Le Regioni e le strutture del Ssn invece si occupino di far rispettare standard e protocolli che assegnano a ogni professione precise funzioni ed evitino di utilizzare figure non formate per interventi clinici sul paziente per svolgere compiti a questo punto non solo impropri, ma pericolosi per il paziente stesso. Consentire a operatori non abilitati di eseguire manovre che non hanno mai neppure studiato dal punto di vista teorico, comporta una responsabilità ben più grave di quella economica, pone il paziente in una condizione di fragilità inconsapevole con buona pace del consenso informato e rischia perfino di far aumentare la spesa nel momento in cui manovre e interventi sbagliati portano a nuove criticità di salute e magari anche a ricorrere a un intervento urgente altrimenti non necessario.
Gli infermieri non offendono gli Oss, né alcuna figura che lavora nel Ssn, così come non vogliono essere offesi da chiunque altro operi al loro fianco. Gli infermieri chiedono e affermano con forza e determinazione le proprie competenze, il proprio ruolo e la propria professionalità. Chi non ce l’ha non può offendersi perché un professionista riconosciuto come tale, tutela un suo diritto giuridicamente riconosciuto.
Come qualcuno ha sottolineato in questi giorni siamo tutti sulla stessa barca. È vero, ma è una barca che deve avere la prua indirizzata verso l'assistenza al paziente, senza la zavorra di questioni che col paziente non hanno nulla a che fare. Né sulla stessa barca si può remare l'uno contro l'altro, altrimenti si resta lì, dove il paziente e i suoi bisogni non ci sono e non si raggiungeranno mai soluzioni utili per lui e per l’assistenza.

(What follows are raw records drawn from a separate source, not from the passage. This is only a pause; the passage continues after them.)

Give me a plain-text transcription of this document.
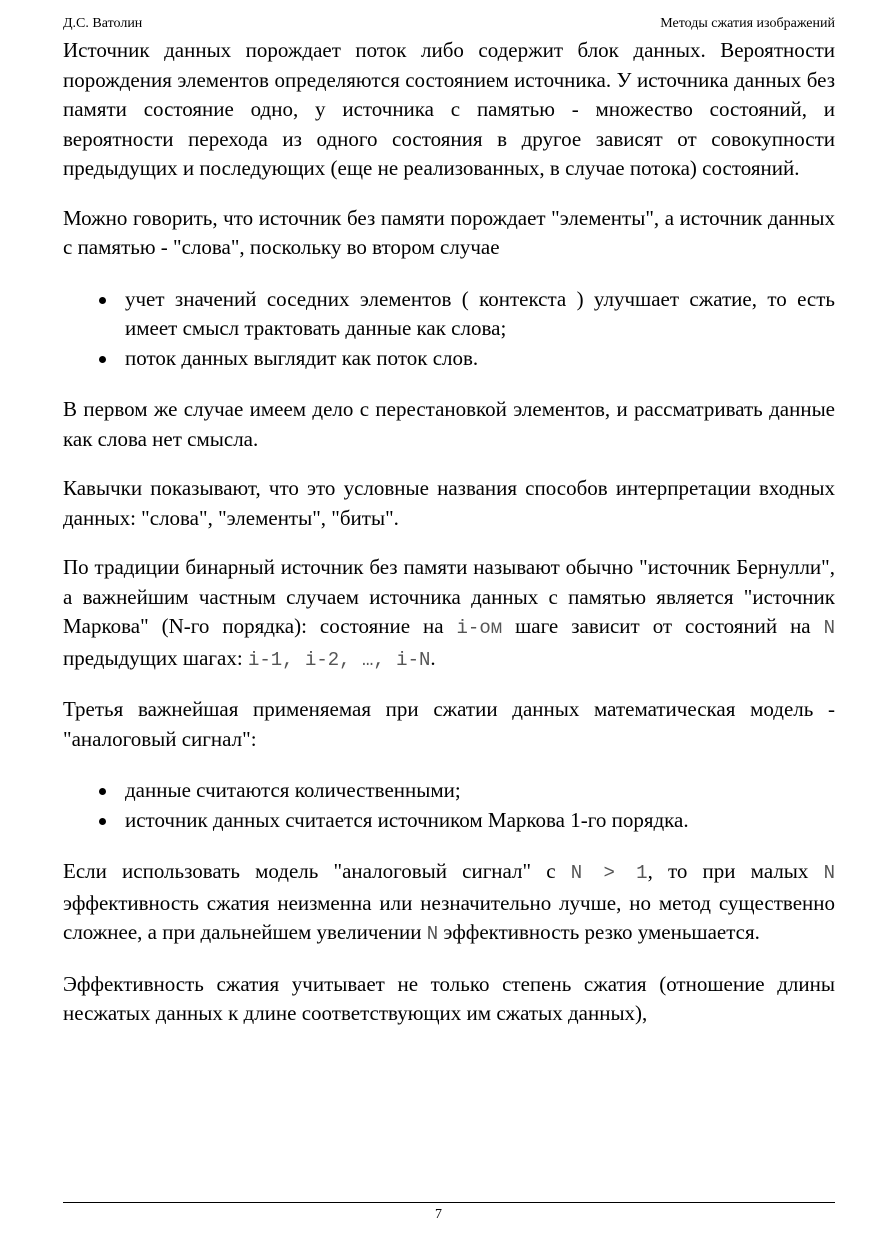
Д.С. Ватолин	Методы сжатия изображений

Источник данных порождает поток либо содержит блок данных. Вероятности порождения элементов определяются состоянием источника. У источника данных без памяти состояние одно, у источника с памятью - множество состояний, и вероятности перехода из одного состояния в другое зависят от совокупности предыдущих и последующих (еще не реализованных, в случае потока) состояний.

Можно говорить, что источник без памяти порождает "элементы", а источник данных с памятью - "слова", поскольку во втором случае

учет значений соседних элементов ( контекста ) улучшает сжатие, то есть имеет смысл трактовать данные как слова;
поток данных выглядит как поток слов.

В первом же случае имеем дело с перестановкой элементов, и рассматривать данные как слова нет смысла.

Кавычки показывают, что это условные названия способов интерпретации входных данных: "слова", "элементы", "биты".

По традиции бинарный источник без памяти называют обычно "источник Бернулли", а важнейшим частным случаем источника данных с памятью является "источник Маркова" (N-го порядка): состояние на i-ом шаге зависит от состояний на N предыдущих шагах: i-1, i-2, …, i-N.

Третья важнейшая применяемая при сжатии данных математическая модель - "аналоговый сигнал":

данные считаются количественными;
источник данных считается источником Маркова 1-го порядка.

Если использовать модель "аналоговый сигнал" с N > 1, то при малых N эффективность сжатия неизменна или незначительно лучше, но метод существенно сложнее, а при дальнейшем увеличении N эффективность резко уменьшается.

Эффективность сжатия учитывает не только степень сжатия (отношение длины несжатых данных к длине соответствующих им сжатых данных),

7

Si finisce così in una secca pericolosa, fatta di incomprensioni e fraintendimenti, su cui è ora di scrivere la parola fine per tornare ciascuno al proprio posto, al proprio ruolo e, soprattutto, alle proprie competenze, responsabilità e professionalità.
E, sia chiaro, il paziente deve essere lasciato fuori da queste scaramucce che con l’assistenza non hanno nulla a che fare: è evidente che sia lui il centro dell’attività di chi opera nel Ssn, mentre così non lo è affatto. Ed è pericoloso, di cattivo gusto e di poca considerazione per lui e per chi per lui opera a qualunque titolo e livello, che possa venire usato come alibi per situazioni che con l’assistenza, la sua cura e i suoi bisogni non hanno davvero nulla a che fare.